4. Hilangnya hak-hak masyarakat adat termasuk hak untuk hidup dan bertahan
sesuai dengan identitas dan keunikan tradisi budaya serta hak untuk menentukan diri sendiri.
Setyadi 2006 menyatakan akomodasi kepentingan masyarakat sering berakar pada konflik penguasaan lahan dan akses atas sumberdaya alam, karenanya
kesepakatan penataan hak masyarakat harus diikuti secara tegas oleh penegakan fungsi taman nasional oleh negara, diikuti dengan pemberian intensif yang adil
sebagai kompetensi atas hilangnya hak dan akses masyarakat akibat penetapan fungsi tersebut.

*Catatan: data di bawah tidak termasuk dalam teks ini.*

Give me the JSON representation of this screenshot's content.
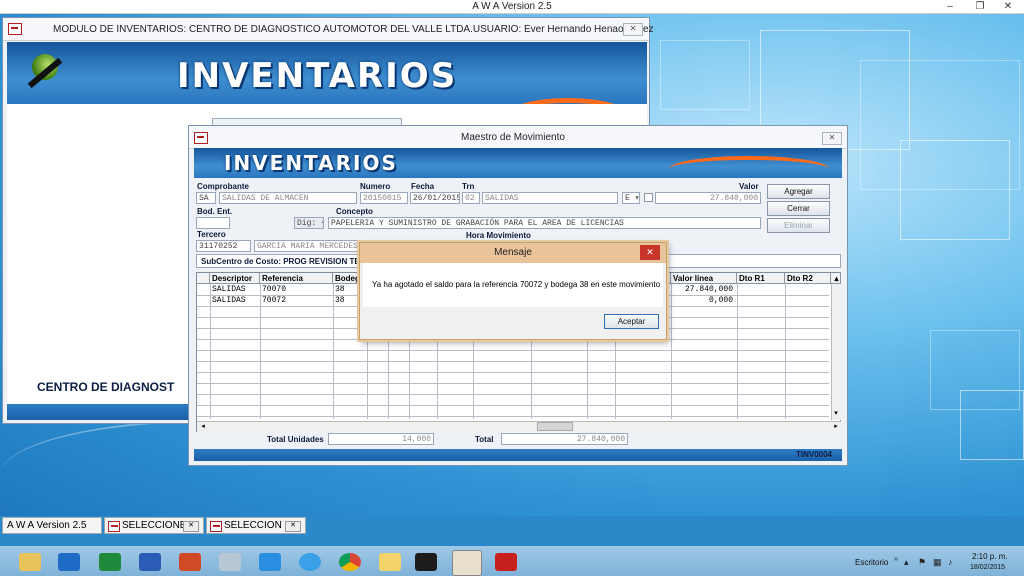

2.4 Pengelolaan Sumberdaya Laut dan Pembangunan Daerah
Konservasi dan pembangunan seharusnya berjalan harmonis, sehingga yang menjadi fokus adalah melaksanakan pembangunan yang ikut mendukung
peningkatan kualitas lingkungan Soemarwoto 1994. Secara konsepsional, antara Balai TNW dan Pemda Wakatobi menyadari hal tersebut, sehingga kesepakatan
revisi zonasi dan revisi perencanaan jangka panjang TNW maupun RPJP Kabupaten Wakatobi meletakkan pembangunan daerah dan konservasi yang saling menunjang
Balai TNW 2008. Masyarakat merupakan subyek sekaligus obyek dalam pembangunan
sehingga pembangunan seharusnya melibatkan masyarakat dan hasilnya dapat dinikmati oleh masyarakat juga. Kerusakan pada sumberdaya alam di wilayah
pesisir antara lain terumbu karang, penurunan mangrove akibat perubahan penggunaan lahan, kenaikan jumlah nutrisi dan sedimentasi akibat ulah manusia
sebagian besar dipengaruhi oleh kegiatan membangun infrastruktur Dahuri 2003.

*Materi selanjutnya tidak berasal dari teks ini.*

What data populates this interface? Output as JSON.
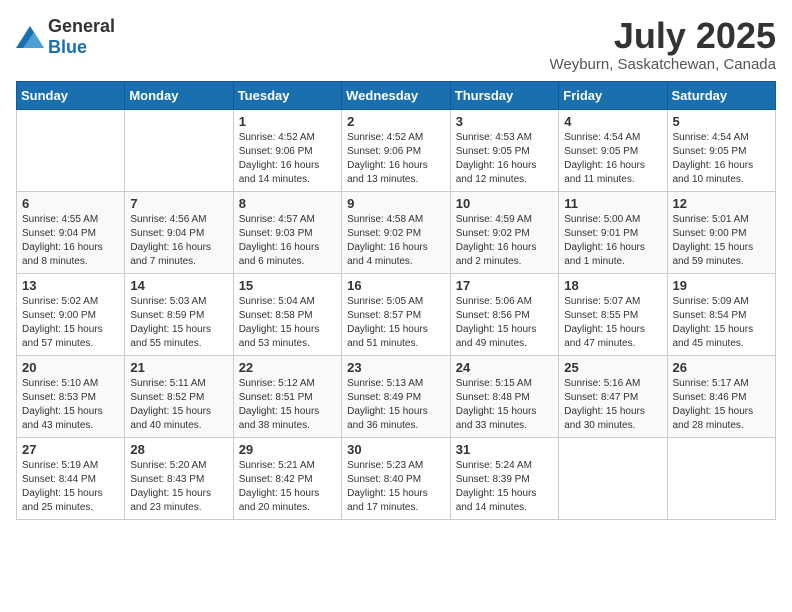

Tradisi pengambilan karang sebagai bagian dari kegiatan pembangunan yang dilakukan oleh masyarakat Bajo menjadi permasalahan tersendiri bagi pemerintah,
terutama pengelola TNW. Apalagi kegiatan pembangunan perumahan dengan cara yaang demikian sampai saat ini masih terus berjalan. Padahal menurut Dahuri et al.

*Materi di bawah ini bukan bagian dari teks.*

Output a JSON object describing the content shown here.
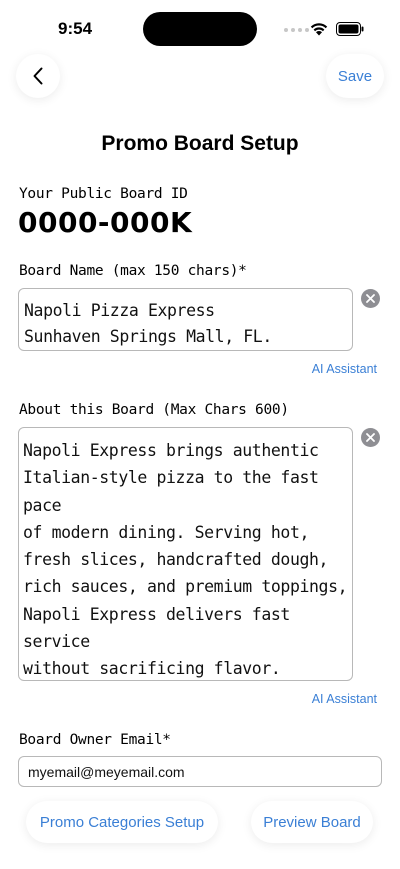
{
  "status_bar": {
    "time": "9:54"
  },
  "nav": {
    "save_label": "Save"
  },
  "page": {
    "title": "Promo Board Setup"
  },
  "board_id": {
    "label": "Your Public Board ID",
    "value": "0000-000K"
  },
  "board_name": {
    "label": "Board Name (max 150 chars)*",
    "value": "Napoli Pizza Express\nSunhaven Springs Mall, FL.",
    "ai_label": "AI Assistant"
  },
  "about": {
    "label": "About this Board (Max Chars 600)",
    "value": "Napoli Express brings authentic\nItalian-style pizza to the fast pace\nof modern dining. Serving hot,\nfresh slices, handcrafted dough,\nrich sauces, and premium toppings,\nNapoli Express delivers fast service\nwithout sacrificing flavor. Inspired\nby the traditions of Naples, Italy,\nwe offer oven-baked pizzas and",
    "ai_label": "AI Assistant"
  },
  "email": {
    "label": "Board Owner Email*",
    "value": "myemail@meyemail.com"
  },
  "buttons": {
    "promo_categories": "Promo Categories Setup",
    "preview": "Preview Board"
  },
  "colors": {
    "accent": "#3a7fd5",
    "clear_icon": "#8e8e93"
  }
}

1996 ekosistem terumbu karang mempunyai produktivitas organik yang tinggi dan kaya akan keragaman spesies yang dapat memenuhi kebutuhan hidup manusia,
sehingga kerusakan terumbu karang akan menimbulkan efek yang besar. Selanjutnya Mitchell at el 2000 menyatakan bahwa sebenarnya tidak ada masyarakat dan
pemerintah yang sengaja menghambat kelestarian lingkungan mereka, tapi dengan terus berlangsungnya masalah lingkungan yang disebabkan oleh dampak negatif
kegiatan manusia merupakan tanda bahwa keberlanjutan masih diragukan. Peningkatan jumlah penduduk dan intensitas pembangunan paralel dengan
tekanan terhadap lingkungan, terutama di wilayah pesisir. Untuk mengatasi permasalahan itu diperlukan pengelolaan wilayah pesisir dan laut secara terpadu,
karena ekosistem sumberdaya dapat pulih harus dikelola untuk menyediakan hasil pada tingkat berkelanjutan Dahuri et. al 1996.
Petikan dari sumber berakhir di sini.